CVE-2026-33584 Overview
CVE-2026-33584 affects the Arqit Symmetric Key Agreement Platform in versions before 26.03. The platform exposes its Keycloak management service to unauthorized network access. This exposure permits attackers to retrieve sensitive debug information, including application metrics and health data, without authentication.
The weakness maps to [CWE-749] Exposed Dangerous Method or Function. An attacker on the network can query management endpoints that should be restricted to internal operators. The leaked telemetry can support reconnaissance, fingerprinting of internal components, and planning of follow-on attacks against the key agreement service.
Critical Impact
Unauthenticated network attackers can read Keycloak management endpoints to harvest metrics and health data, exposing internal operational details of the Arqit Symmetric Key Agreement Platform.
Affected Products
- Arqit Symmetric Key Agreement Platform versions before 26.03
- Deployments exposing the embedded Keycloak management interface to untrusted networks
- Environments without network-level restrictions on Keycloak administrative ports
Discovery Timeline
- 2026-05-13 - CVE CVE-2026-33584 published to NVD
- 2026-05-13 - Last updated in NVD database
Technical Details for CVE-2026-33584
Vulnerability Analysis
The Arqit Symmetric Key Agreement Platform bundles Keycloak as its identity and access management component. Keycloak exposes a management interface separate from its primary user-facing endpoints. This interface serves operational data including Prometheus-style metrics, health probes, and runtime information.
In affected releases, the platform binds the management interface to a network-reachable address without enforcing authentication or authorization. An attacker who can reach the service over the network can issue HTTP requests to these endpoints. The server returns telemetry that reveals internal configuration, component versions, request rates, error counts, and component liveness states.
The disclosed data supports reconnaissance against the broader key agreement platform. Attackers can map internal services, identify software versions vulnerable to known issues, and observe operational patterns. The flaw does not by itself grant code execution or write access, but it materially reduces the cost of subsequent intrusion attempts.
Root Cause
The root cause is an insecure default configuration of the embedded Keycloak management service. Sensitive management endpoints are reachable over the network without credentials, violating the principle of least exposure for administrative interfaces [CWE-749].
Attack Vector
Exploitation occurs over the network and requires no privileges or user interaction. An attacker sends HTTP GET requests to the exposed Keycloak management endpoints, such as /metrics and /health, and parses the returned data. The Italian National Cybersecurity Agency advisory for this issue is available at CVCN CVE-2026-33584 Details.
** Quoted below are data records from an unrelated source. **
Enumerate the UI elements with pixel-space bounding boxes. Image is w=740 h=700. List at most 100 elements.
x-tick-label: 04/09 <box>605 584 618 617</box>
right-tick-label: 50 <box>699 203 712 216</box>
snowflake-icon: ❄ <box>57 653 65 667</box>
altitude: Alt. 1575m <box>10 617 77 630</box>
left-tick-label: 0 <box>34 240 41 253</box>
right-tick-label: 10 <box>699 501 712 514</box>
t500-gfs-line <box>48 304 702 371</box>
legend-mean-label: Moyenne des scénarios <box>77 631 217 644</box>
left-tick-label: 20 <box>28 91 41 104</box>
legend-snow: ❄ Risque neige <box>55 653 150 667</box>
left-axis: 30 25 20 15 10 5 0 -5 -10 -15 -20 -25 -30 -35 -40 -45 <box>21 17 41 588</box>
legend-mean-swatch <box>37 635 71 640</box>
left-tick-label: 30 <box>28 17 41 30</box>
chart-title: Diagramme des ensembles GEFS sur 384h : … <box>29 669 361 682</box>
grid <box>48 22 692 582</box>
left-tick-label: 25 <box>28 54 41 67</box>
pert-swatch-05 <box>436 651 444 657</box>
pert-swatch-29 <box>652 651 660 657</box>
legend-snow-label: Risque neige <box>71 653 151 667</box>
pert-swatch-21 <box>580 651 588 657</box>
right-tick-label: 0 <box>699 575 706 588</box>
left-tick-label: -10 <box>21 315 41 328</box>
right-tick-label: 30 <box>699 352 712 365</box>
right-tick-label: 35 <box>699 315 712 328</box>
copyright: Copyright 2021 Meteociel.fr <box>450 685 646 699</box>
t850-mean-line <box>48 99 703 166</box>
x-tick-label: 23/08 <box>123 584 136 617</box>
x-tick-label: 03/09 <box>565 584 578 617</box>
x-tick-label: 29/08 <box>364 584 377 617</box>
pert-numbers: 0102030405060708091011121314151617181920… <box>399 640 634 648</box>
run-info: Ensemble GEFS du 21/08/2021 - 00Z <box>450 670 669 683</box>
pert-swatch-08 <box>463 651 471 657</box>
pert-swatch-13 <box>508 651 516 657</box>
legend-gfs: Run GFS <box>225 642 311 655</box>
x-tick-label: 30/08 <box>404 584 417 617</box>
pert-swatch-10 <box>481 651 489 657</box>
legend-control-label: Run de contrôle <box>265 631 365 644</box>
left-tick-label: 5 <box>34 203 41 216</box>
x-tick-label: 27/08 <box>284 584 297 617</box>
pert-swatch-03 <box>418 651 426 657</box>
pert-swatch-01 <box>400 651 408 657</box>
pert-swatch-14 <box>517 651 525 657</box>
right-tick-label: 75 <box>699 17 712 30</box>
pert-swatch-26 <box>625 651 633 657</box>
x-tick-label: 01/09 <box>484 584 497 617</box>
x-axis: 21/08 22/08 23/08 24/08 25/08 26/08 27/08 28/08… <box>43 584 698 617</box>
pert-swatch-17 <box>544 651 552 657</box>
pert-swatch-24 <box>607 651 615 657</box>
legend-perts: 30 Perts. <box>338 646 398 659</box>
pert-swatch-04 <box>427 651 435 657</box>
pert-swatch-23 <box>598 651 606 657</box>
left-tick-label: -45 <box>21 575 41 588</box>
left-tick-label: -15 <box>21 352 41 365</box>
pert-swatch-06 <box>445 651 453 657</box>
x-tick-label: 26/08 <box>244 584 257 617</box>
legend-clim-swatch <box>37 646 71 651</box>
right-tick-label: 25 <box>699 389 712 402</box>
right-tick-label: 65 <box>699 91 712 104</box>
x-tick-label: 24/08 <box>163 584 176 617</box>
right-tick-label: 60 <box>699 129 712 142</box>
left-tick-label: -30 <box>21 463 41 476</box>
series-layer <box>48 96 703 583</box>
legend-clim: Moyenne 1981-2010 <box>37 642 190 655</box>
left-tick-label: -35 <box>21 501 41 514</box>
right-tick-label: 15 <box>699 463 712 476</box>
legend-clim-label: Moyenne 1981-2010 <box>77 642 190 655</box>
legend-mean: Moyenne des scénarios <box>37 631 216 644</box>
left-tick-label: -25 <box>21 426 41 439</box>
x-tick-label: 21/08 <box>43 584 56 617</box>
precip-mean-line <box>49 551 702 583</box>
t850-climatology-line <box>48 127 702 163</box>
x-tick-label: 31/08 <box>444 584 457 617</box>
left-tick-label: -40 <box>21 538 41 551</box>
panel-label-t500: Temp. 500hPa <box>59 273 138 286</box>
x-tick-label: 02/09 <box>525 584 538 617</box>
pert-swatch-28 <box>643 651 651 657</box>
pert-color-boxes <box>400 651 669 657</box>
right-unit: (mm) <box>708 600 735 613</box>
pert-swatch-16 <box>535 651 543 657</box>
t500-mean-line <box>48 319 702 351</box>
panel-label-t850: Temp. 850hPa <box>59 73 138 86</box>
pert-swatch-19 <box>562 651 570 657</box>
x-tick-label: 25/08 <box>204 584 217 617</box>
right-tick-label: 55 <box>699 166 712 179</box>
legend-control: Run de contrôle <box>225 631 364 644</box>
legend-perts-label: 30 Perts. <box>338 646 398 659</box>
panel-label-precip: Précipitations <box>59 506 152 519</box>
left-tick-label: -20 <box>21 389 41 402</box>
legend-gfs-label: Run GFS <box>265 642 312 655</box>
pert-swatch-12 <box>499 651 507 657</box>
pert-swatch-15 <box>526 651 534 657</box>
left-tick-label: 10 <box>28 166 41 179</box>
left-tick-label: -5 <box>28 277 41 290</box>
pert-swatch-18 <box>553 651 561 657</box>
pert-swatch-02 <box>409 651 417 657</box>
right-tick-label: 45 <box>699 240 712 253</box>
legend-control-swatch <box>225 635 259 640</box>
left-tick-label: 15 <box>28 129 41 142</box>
// No verified proof-of-concept code is published for this issue.
// The vulnerability is exercised through unauthenticated HTTP requests
// to Keycloak management endpoints exposed by the affected platform.
Detection Methods for CVE-2026-33584
Indicators of Compromise
- Unauthenticated HTTP requests to Keycloak management paths such as /metrics, /health, /health/live, and /health/ready from external or untrusted source addresses
- Repeated scraping of management endpoints at consistent intervals indicating automated reconnaissance
- Access patterns to Keycloak management ports from IP ranges outside the documented operations network
Detection Strategies
- Inspect web server and reverse proxy logs for requests targeting Keycloak management URIs originating from non-administrative networks
- Compare network flow data against an allowlist of authorized management clients and alert on deviations
- Run external surface scans against platform hosts to confirm whether management ports respond to unauthenticated requests
Monitoring Recommendations
- Forward Keycloak access logs and reverse proxy logs to a centralized analytics platform for long-term retention and correlation
- Alert on any HTTP 200 response from management endpoints to source addresses outside the operations subnet
- Track baseline request volumes to management endpoints and flag sudden increases that suggest enumeration
How to Mitigate CVE-2026-33584
Immediate Actions Required
- Upgrade the Arqit Symmetric Key Agreement Platform to version 26.03 or later, which addresses the exposure
- Restrict network access to Keycloak management ports using host firewalls, security groups, or network policies
- Audit reverse proxy and ingress rules to confirm that management paths are not published to untrusted networks
Patch Information
Arqit addresses this issue in Symmetric Key Agreement Platform version 26.03. Operators should plan an upgrade following vendor guidance. Refer to the CVCN CVE-2026-33584 Details advisory for additional remediation context.
Workarounds
- Bind the Keycloak management interface to a loopback or internal-only address until upgrade is possible
- Place an authenticating reverse proxy in front of management endpoints to require credentials for /metrics and /health access
- Apply network segmentation so that only designated monitoring hosts can reach Keycloak management ports
# Example: restrict Keycloak management port with iptables to a monitoring subnet
iptables -A INPUT -p tcp --dport 9000 -s 10.10.0.0/24 -j ACCEPT
iptables -A INPUT -p tcp --dport 9000 -j DROP
Disclaimer: This content was generated using AI. While we strive for accuracy, please verify critical information with official sources.